The SBOE adopted the current social studies curriculum standards, known as the Texas Essential Knowledge and Skills (TEKS), in 2010. It is such a masterpiece of misrepresentation and propaganda over actual history that it was singled out for criticism by the conservative Thomas B. Fordham Institute in its 2011 report, The State of State U.S. History Standards 2011.
The report chastised the standards for using a thematic structure more often used by “the relativist and diversity-obsessed educational left.” It accused the SBOE’s conservative majority of openly seeking “to use the state curriculum to promote its political priorities, molding the telling of the past to justify its current views and aims.
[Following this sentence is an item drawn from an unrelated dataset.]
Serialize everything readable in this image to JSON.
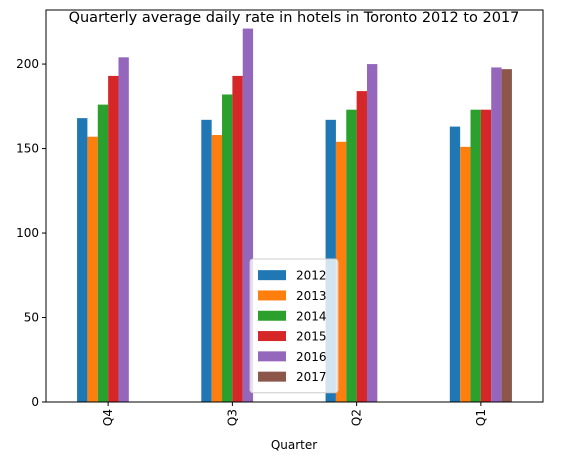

Indeed, the SBOE majority displayed overt hostility and contempt for historians and scholars, whom they derided as “insidious activists for a liberal academic establishment.”
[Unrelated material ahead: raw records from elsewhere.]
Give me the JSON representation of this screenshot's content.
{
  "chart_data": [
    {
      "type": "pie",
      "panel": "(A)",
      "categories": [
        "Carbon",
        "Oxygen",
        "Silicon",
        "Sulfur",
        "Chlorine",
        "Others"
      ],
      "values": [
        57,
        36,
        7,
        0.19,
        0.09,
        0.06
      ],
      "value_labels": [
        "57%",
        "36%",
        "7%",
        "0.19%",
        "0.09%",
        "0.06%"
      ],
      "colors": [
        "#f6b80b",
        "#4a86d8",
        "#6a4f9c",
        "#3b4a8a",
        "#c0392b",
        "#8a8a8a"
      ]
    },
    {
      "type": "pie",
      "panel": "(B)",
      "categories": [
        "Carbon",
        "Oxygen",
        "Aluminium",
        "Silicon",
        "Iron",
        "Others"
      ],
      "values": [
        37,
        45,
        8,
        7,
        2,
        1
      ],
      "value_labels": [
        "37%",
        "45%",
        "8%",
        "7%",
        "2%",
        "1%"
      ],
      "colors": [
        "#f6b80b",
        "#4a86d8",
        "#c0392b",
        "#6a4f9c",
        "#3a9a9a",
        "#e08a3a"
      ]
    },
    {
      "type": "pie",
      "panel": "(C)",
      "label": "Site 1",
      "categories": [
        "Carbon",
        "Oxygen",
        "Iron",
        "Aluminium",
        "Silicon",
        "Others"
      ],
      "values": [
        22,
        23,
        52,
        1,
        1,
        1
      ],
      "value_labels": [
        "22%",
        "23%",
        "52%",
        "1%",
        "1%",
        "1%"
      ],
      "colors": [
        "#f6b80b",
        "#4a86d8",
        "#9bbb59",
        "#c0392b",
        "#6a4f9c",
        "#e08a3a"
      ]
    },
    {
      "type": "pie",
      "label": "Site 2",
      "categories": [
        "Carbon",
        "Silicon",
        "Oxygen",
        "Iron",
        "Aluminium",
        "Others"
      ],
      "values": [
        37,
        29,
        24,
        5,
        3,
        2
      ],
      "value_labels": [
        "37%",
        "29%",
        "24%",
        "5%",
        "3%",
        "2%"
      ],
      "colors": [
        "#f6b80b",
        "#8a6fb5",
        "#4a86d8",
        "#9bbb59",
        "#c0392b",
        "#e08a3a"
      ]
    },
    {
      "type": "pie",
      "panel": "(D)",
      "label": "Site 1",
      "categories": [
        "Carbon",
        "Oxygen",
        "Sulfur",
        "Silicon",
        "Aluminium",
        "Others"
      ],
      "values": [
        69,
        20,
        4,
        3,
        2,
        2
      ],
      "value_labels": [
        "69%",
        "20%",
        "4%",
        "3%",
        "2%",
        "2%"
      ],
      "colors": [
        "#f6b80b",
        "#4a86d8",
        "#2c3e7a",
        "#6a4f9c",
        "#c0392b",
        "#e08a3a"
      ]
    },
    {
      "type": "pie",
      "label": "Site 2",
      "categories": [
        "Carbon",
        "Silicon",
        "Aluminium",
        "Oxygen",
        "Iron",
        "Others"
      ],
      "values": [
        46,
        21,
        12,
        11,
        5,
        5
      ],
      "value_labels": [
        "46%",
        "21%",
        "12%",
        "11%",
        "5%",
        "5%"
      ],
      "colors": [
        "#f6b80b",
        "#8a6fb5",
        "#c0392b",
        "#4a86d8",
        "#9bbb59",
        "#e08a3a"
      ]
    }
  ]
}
The report criticized the standards for the near absence of Native Americans in the curriculum, promoting conservative talking points on the role of government and international relations, and downplaying slavery and segregation. The standards even distort the influence of religion, dismissing separation of church and state, and claiming that Moses “informed” the writing of our nation’s founding documents.
But SBOE members in 2010 were especially shameless in perpetuating the lie that slavery was one of several causes for the Civil War when it was the reason. Lost Cause advocates always ignore the Lost Clauses in the Declarations of Secession of the Confederate states, including Texas, which explicitly cite slavery as their reason for seceding.
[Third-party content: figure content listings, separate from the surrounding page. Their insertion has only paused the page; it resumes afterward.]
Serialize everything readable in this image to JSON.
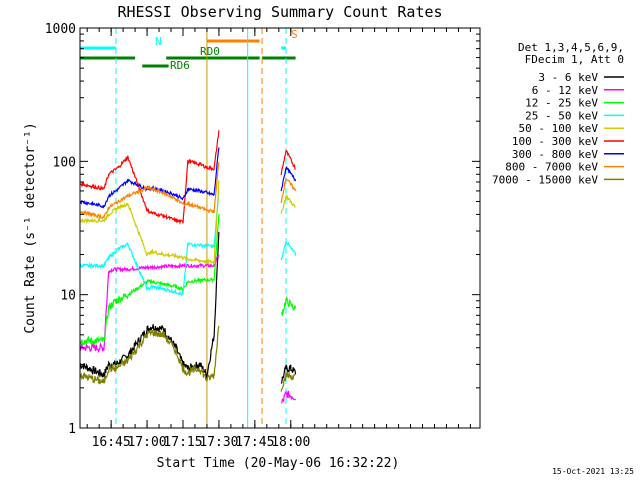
{
  "chart_data": {
    "type": "line",
    "title": "RHESSI Observing Summary Count Rates",
    "xlabel": "Start Time (20-May-06 16:32:22)",
    "ylabel": "Count Rate (s⁻¹ detector⁻¹)",
    "y_scale": "log",
    "ylim": [
      1,
      1000
    ],
    "xlim_min": [
      0,
      167
    ],
    "yticks": [
      "1",
      "10",
      "100",
      "1000"
    ],
    "xticks": [
      {
        "t": 13,
        "label": "16:45"
      },
      {
        "t": 28,
        "label": "17:00"
      },
      {
        "t": 43,
        "label": "17:15"
      },
      {
        "t": 58,
        "label": "17:30"
      },
      {
        "t": 73,
        "label": "17:45"
      },
      {
        "t": 88,
        "label": "18:00"
      }
    ],
    "legend_position": "right",
    "legend_header": [
      "Det 1,3,4,5,6,9,",
      "FDecim 1, Att 0"
    ],
    "stamp": "15-Oct-2021 13:25",
    "series": [
      {
        "name": "3 - 6 keV",
        "color": "#000000",
        "x": [
          0,
          10,
          12,
          15,
          20,
          28,
          30,
          35,
          40,
          43,
          45,
          50,
          53,
          56,
          58,
          72,
          84,
          86,
          88,
          90
        ],
        "y": [
          3.0,
          2.5,
          3.0,
          3.0,
          3.5,
          5.5,
          5.8,
          5.5,
          4.0,
          3.0,
          2.8,
          3.0,
          2.5,
          5.0,
          30,
          null,
          2.2,
          2.8,
          2.8,
          2.6
        ]
      },
      {
        "name": "6 - 12 keV",
        "color": "#ff00ff",
        "x": [
          0,
          10,
          12,
          14,
          20,
          28,
          43,
          56,
          58,
          72,
          84,
          86,
          90
        ],
        "y": [
          4.0,
          4.0,
          15,
          15.5,
          15.5,
          16,
          16.5,
          16.5,
          20,
          null,
          1.5,
          1.8,
          1.7
        ]
      },
      {
        "name": "12 - 25 keV",
        "color": "#00ff00",
        "x": [
          0,
          10,
          12,
          15,
          20,
          28,
          30,
          35,
          40,
          43,
          45,
          50,
          56,
          58,
          72,
          84,
          86,
          90
        ],
        "y": [
          4.5,
          4.5,
          8,
          9,
          10,
          12.5,
          12.5,
          12,
          11.5,
          11,
          12.5,
          12.8,
          13,
          40,
          null,
          7,
          9,
          7.8
        ]
      },
      {
        "name": "25 - 50 keV",
        "color": "#00ffff",
        "x": [
          0,
          10,
          12,
          16,
          20,
          28,
          30,
          35,
          40,
          43,
          45,
          50,
          56,
          58,
          72,
          84,
          86,
          90
        ],
        "y": [
          16.5,
          16.5,
          19,
          22,
          24,
          11,
          11.5,
          11,
          10.5,
          10,
          24,
          23.5,
          23,
          60,
          null,
          18,
          25,
          20
        ]
      },
      {
        "name": "50 - 100 keV",
        "color": "#cccc00",
        "x": [
          0,
          10,
          12,
          16,
          20,
          28,
          30,
          35,
          40,
          43,
          45,
          50,
          56,
          58,
          72,
          84,
          86,
          90
        ],
        "y": [
          36,
          36,
          40,
          45,
          48,
          20,
          21,
          20,
          19.5,
          19,
          18.5,
          18,
          17.5,
          70,
          null,
          40,
          55,
          45
        ]
      },
      {
        "name": "100 - 300 keV",
        "color": "#ff0000",
        "x": [
          0,
          5,
          10,
          12,
          16,
          20,
          28,
          30,
          35,
          40,
          43,
          45,
          50,
          53,
          56,
          58,
          72,
          84,
          86,
          90
        ],
        "y": [
          68,
          65,
          62,
          80,
          90,
          108,
          43,
          41,
          39,
          36,
          35,
          100,
          95,
          90,
          88,
          170,
          null,
          80,
          120,
          88
        ]
      },
      {
        "name": "300 - 800 keV",
        "color": "#0000ff",
        "x": [
          0,
          5,
          10,
          12,
          16,
          20,
          28,
          30,
          35,
          40,
          43,
          45,
          50,
          53,
          56,
          58,
          72,
          84,
          86,
          90
        ],
        "y": [
          50,
          48,
          46,
          55,
          62,
          72,
          62,
          63,
          60,
          56,
          52,
          62,
          60,
          58,
          56,
          130,
          null,
          60,
          90,
          72
        ]
      },
      {
        "name": "800 - 7000 keV",
        "color": "#ff8000",
        "x": [
          0,
          5,
          10,
          12,
          16,
          20,
          28,
          30,
          35,
          40,
          43,
          45,
          50,
          53,
          56,
          58,
          72,
          84,
          86,
          90
        ],
        "y": [
          42,
          40,
          38,
          45,
          50,
          55,
          63,
          62,
          58,
          52,
          48,
          48,
          45,
          43,
          42,
          100,
          null,
          50,
          75,
          60
        ]
      },
      {
        "name": "7000 - 15000 keV",
        "color": "#808000",
        "x": [
          0,
          10,
          12,
          15,
          20,
          28,
          30,
          35,
          40,
          43,
          45,
          50,
          53,
          56,
          58,
          72,
          84,
          86,
          90
        ],
        "y": [
          2.5,
          2.2,
          2.8,
          2.8,
          3.2,
          5.0,
          5.2,
          5.0,
          3.8,
          2.8,
          2.6,
          2.8,
          2.3,
          2.5,
          6,
          null,
          2.0,
          2.5,
          2.4
        ]
      }
    ],
    "flag_lines": [
      {
        "label": "N",
        "color": "#00ffff",
        "segments": [
          [
            0,
            15
          ],
          [
            84,
            86
          ]
        ]
      },
      {
        "label": "RD0",
        "color": "#008000",
        "segments": [
          [
            0,
            23
          ],
          [
            36,
            75
          ],
          [
            76,
            90
          ]
        ]
      },
      {
        "label": "RD6",
        "color": "#008000",
        "segments": [
          [
            26,
            37
          ]
        ]
      },
      {
        "label": "S",
        "color": "#ff8000",
        "segments": [
          [
            53,
            75
          ]
        ]
      }
    ],
    "vertical_markers": [
      {
        "t": 15,
        "color": "#00ffff",
        "style": "dashed"
      },
      {
        "t": 53,
        "color": "#cc9900",
        "style": "solid"
      },
      {
        "t": 70,
        "color": "#00ffff",
        "style": "solid"
      },
      {
        "t": 76,
        "color": "#ff8000",
        "style": "dashed"
      },
      {
        "t": 86,
        "color": "#00ffff",
        "style": "dashed"
      }
    ]
  }
}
Their talk of heritage embraces my white great-great uncle who fought for the Confederacy, but it ignores my enslaved black great-great grandfather, his half-brother. More than it was brother fighting against brother, the Civil War was about brothers fighting to keep brothers and sisters enslaved.
But this seems to have been an uncomfortable truth for some SBOE members in 2010, as was the more expansive and indispensable roles which Native Americans, Latinos and women played in our nation.
History is full of uncomfortable truths. Reality doesn’t have an ideological slant, and historical facts don’t always coincide with our politics. But they must be studied, taught and discussed.
There’s something wrong when what children are taught depends on whether the State Board of Education has a Republican or Democratic majority — whether it has a greater representation of conservatives or liberals.
But, this year’s SBOE can start changing that. It can correct the distorted, politicized history the 2010 board wove into the current standards.
Facts are facts. No matter how many bodies are wearing your team’s colors, the score doesn’t change. Teach the truth.